Rails is kinda like that friend you have who’s really into foreign films. It knows what it likes and is very picky about what it will accept. Especially with params. If you build your param hashes out correctly in rails, life is swell. Submitting forms is a breeze. You can instantiate a new object, feed it params, and let rails sort out the rest. But if you don’t build out the data for params correctly, submitting forms and updating objects in you db is a royal pain.

Building the correct data structure for params is easy enough with erb or some other rails templating language that builds out html. But what if you are using one of these modern front end frameworks to build you app is javascript? Gasp! Don’t tell DHH!

Let’s look at a pattern that we have come up with here at Littlelines to build out params hashes that play nice with rails using the Vue framework’s computed property functionality.

First a little bit about computed properties:

Computed Properties are basically a way to compose reactive data and update all the linked data in your UI automatically. That was a lot of buzz words at once, so let’s dive in a bit and unpack that.

We have found computed properties to be very useful here when combining other reactive Vue properties (such as ‘data’ or ‘props’) to make other reactive properties. The major benefit of this approach is when one of these combined pieces of data is changed, your computed property is updated automatically to reflect this.

An example:

Say you are selling tickets to a concert. You have an API endpoint that creates a purchase for a user and a performance. You might have a few pieces of data that you want to piece together to build out your UI.

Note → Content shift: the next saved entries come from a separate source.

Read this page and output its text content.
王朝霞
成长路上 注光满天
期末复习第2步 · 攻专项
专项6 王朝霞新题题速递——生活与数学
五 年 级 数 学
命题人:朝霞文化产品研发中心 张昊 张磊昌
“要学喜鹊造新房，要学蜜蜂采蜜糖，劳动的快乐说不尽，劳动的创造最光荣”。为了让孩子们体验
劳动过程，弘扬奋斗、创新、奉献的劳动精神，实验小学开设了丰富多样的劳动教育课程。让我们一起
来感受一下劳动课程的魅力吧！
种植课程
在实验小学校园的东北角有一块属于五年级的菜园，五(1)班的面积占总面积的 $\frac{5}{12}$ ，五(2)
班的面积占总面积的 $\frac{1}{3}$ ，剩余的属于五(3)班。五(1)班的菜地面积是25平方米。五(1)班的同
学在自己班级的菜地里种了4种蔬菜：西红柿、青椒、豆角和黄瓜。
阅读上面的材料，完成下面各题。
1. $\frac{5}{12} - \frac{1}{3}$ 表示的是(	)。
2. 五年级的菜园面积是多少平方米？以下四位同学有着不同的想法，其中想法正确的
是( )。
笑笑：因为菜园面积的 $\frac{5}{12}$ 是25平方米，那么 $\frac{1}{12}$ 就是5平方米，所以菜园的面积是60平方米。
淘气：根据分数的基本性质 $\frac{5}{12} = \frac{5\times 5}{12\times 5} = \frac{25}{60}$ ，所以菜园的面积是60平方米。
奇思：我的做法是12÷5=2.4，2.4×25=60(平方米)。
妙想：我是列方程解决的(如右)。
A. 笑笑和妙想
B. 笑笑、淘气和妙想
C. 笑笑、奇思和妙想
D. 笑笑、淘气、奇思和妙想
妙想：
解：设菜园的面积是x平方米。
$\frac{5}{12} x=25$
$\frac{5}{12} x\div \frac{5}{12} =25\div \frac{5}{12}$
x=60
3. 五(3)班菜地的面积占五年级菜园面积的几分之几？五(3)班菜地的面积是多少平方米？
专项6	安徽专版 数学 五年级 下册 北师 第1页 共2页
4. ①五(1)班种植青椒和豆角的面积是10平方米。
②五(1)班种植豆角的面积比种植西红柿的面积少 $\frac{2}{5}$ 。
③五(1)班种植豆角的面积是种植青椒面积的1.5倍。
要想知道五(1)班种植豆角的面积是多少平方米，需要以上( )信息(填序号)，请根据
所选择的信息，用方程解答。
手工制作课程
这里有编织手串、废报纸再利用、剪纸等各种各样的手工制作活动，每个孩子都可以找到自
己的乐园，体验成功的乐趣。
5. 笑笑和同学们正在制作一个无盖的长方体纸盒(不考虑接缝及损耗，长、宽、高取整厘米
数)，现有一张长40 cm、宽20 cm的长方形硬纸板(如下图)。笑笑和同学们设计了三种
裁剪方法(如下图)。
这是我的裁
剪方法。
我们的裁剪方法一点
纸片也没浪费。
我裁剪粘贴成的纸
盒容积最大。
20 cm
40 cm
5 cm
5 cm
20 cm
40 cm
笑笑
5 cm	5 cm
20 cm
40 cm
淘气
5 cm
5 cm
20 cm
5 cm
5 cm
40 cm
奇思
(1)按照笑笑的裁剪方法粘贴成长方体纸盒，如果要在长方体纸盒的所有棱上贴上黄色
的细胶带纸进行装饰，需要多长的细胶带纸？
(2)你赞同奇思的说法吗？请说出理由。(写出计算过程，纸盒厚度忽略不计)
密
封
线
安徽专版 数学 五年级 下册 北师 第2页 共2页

You might have a controller that looks like this:

class PurchasesController < ApplicationController
  def create
    @purchase = Purchase.create(purchase_params)

    if @purchase
      // success
    else
      // render error
    end
  end

  private

  def purchase_params
    params.require(:purchase).permit(
      :performance_id, :user_id, :number_of_tickets,
      :tax, :subtotal, :purchase_total
    )
  end
end

The purchase record you’re creating requires a lot of data (even more than this naive example in a production setting – you’d probably have to deal with things like credit cards, paypal accounts, stripe accounts, etc). This could be a real pain to set with with a traditional form, setting names, hidden inputs for sensitive stuff, calculating some data with javascript and trying to find a way to send that over as well; the list goes on. But this is the future! We have creepy autonomous smart speaker voice assistants and web apps build with javascript!

Let’s check in with the future in this snippet:

<template>
  <form @submit="purchaseTickets()">
    <label for="number_of_tickets">Number of Tickets:</label>
    <select id="number_of_tickets" v-model="numberOfTickets">
      <option v-for="ticketNumber in performance.ticket_total" :key="ticketNumber" :value="ticketNumber">
        {{ ticketNumber }}
      </option>
    </select>
    <label for="zip_code">Zip Code</label>
    <input id="zip_code" type="text" v-model="zipCode">
  </form>
</template>

<script>
export default {
  name: 'buy-tickets',
  props: { performance: Object },

  data () {
    return {
      zipCode: '',
      numberOfTickets: 1
    }
  },

  computed: {
    subtotal () {
      return this.ticketsToPurchase * this.performance.price
    },

    tax () {
      if (this.zipCode) return this.calculateTax(this.zipcode, this.subtotal)
    },

    total () {
      return this.subtotal + this.tax
    },

    params () {
      return {
        purchase: {
          performance_id: this.performance.id,
          zip_code: this.zipCode,
          number_of_tickets: this.numberOfTickets,
          subtotal: this.subtotal,
          tax: this.tax,
          total: this.total
        }
      }
    },
  },

  methods: {
    purchaseTickets () {
      PurchaseService.buyTickets(this.params).then(response => {
        // Success! You did the thing
      }, error => {
        // handle error
      })
    },

    calculateTax (zipCode, subtotal) {
      TaxApi.getTax(zipCode, subtotal).then(response => {
        this.tax = response.body
      }, error => {
        // handle error
      })
    }
  }
}
</script>

Ok, there’s a lot going on here; let’s start with the function that runs when the form is submitted. Form submission will trigger the purchaseTickets function. This is a simple promise that will post to your API and create the purchase. This function is referencing something called this.params. (Don’t be confused by the refernces to ‘this’ scattered throughout this file. ‘this’ references the vue component instance in this case, and it will contain references to all data attributes, props, computed properties, methods, etc of the component, and the current state of these for this specific instance.)

The ‘params’ computed property is the secret sauce of this pattern. It composes references to a prop (this.performance), a data property (this.numberOfTickets), a v-model on a input (this.zipCode), and three other computed properties (tax, subtotal, and total). We can even convert the camelCased js properties to snake_cased keys in the object for ruby, so each languages’ standards are appeased.

I hope you have found this powerful little pattern interesting and see a use for it in your next project! Thanks for reading.